The budget spending estimates released yesterday also revealed little, except to say that the additional commitments would include possible increases in existing investments in the Capital Investment Fund, as well as requirements that may be identified in the course of the year.

It is expected that the $7.5 billion will be reserved for financing the $2 billion sandwich class housing scheme and as extra capital for the controversial airport and its associated railway projects as well as the sewage strategy.

According to the budget, a new sewerage development trading fund will be set up in 1993-94 under the Capital Investment Fund, subject to the Legislative Council's approval, to enable the implementation of the first phase of the multi-billion sewage strategy by 1997.

The first injection into the fund is at least $3 billion, as promised by Governor Mr Chris Patten in his October 7 policy address.

It is understood Mr Macleod prefers to invest the surplus in one-off capital works projects, as spending the funds on the recurrent accounts would have serious recurrent implications for future years' budgets.

A contributor to the windfall is the impressive land income generated in the current financial year, and the healthy trend is expected to continue in 1993-94.

According to the budget estimates, the revised estimate for the year's land income will be more than $17.7 billion, about 26 per cent more than the original estimate of $14.1 billion announced by Mr Macleod last March.

Despite the uncertainty prompted by the Sino-British row over Hongkong's future democratisation plan, Mr Macleod still forecasts that land income in the next financial year will hit a record to top $24.5 billion, a jump of more than 38 per cent from the revised estimate of the current year.

Land premiums shared by the future Special Administrative Region (SAR) will therefore soar correspondingly, with $11.4 billion set to be channelled to the Land Fund in the 1993-94 year, representing an increase of about 50 per cent over the revised estimate of $7.6 billion for the current year.

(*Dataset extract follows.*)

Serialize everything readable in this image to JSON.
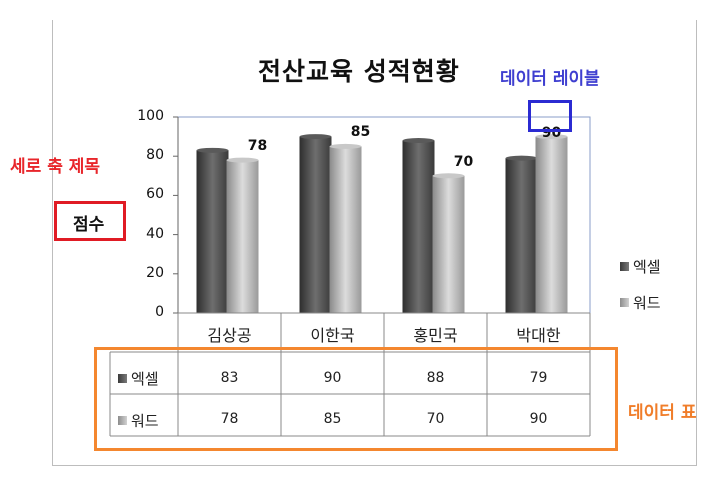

Underspending on capital works projects also contributed to the year's windfall surplus.

Mr Yeung said that the spending in 1992-93 would be $17.6 billion against the original estimate of $24.9 billion, resulting in total underspending of about $7 billion.

Mr Yeung said very little of the unspent amount was due to the airport core projects, adding that about $2 billion of the $7 billion had resulted from delays in expenditure on land acquisition, which had been held up as a result of court cases.

He stressed that the underspending problem was confined to capital works and said the Government was always on target on recurrent spending.

Mr Macleod would be announcing a range of measures to tackle the problem in his budget speech.

At a press conference yesterday, Mr Yeung also announced that total government expenditure, including expenditure for the funds, for the new financial year would rise to $132.5 billion, an increase of 15 per cent over that planned for the current year.

Of the $132.5 billion, $99.3 billion would cover the cost of providing existing and new services, while the remainder would be spent on capital projects.

Mr Yeung explained that with a projected trend economic growth rate of five per cent a year, it was possible to increase recurrent expenditure by about five per cent in real terms, that is, over and above the rate of inflation.

''This means significant improvements in key programme areas where additional resources are most needed,'' he said.

For instance, recurrent spending on social welfare will increase by 7.8 per cent in real terms to $9 billion. The same percentage real-term growth rate is recorded on the health front, which has total spending of $14.8 billion in the 1993-94 year.

On education, recurrent spending will rise in real terms by 7.3 per cent to $22.2 billion.

The most significant increase is recorded in the environmental protection budget, which leaps by 42.8 per cent in real terms to top $1.3 billion.

The programme areas where there is a lower real-term growth rate include security, whose increase stands at 1.6 per cent, and water supplies, at 3.2 per cent.

Despite a lower growth in the police budget, Mr Yeung pledged that there would be more police on the beat in the new financial year.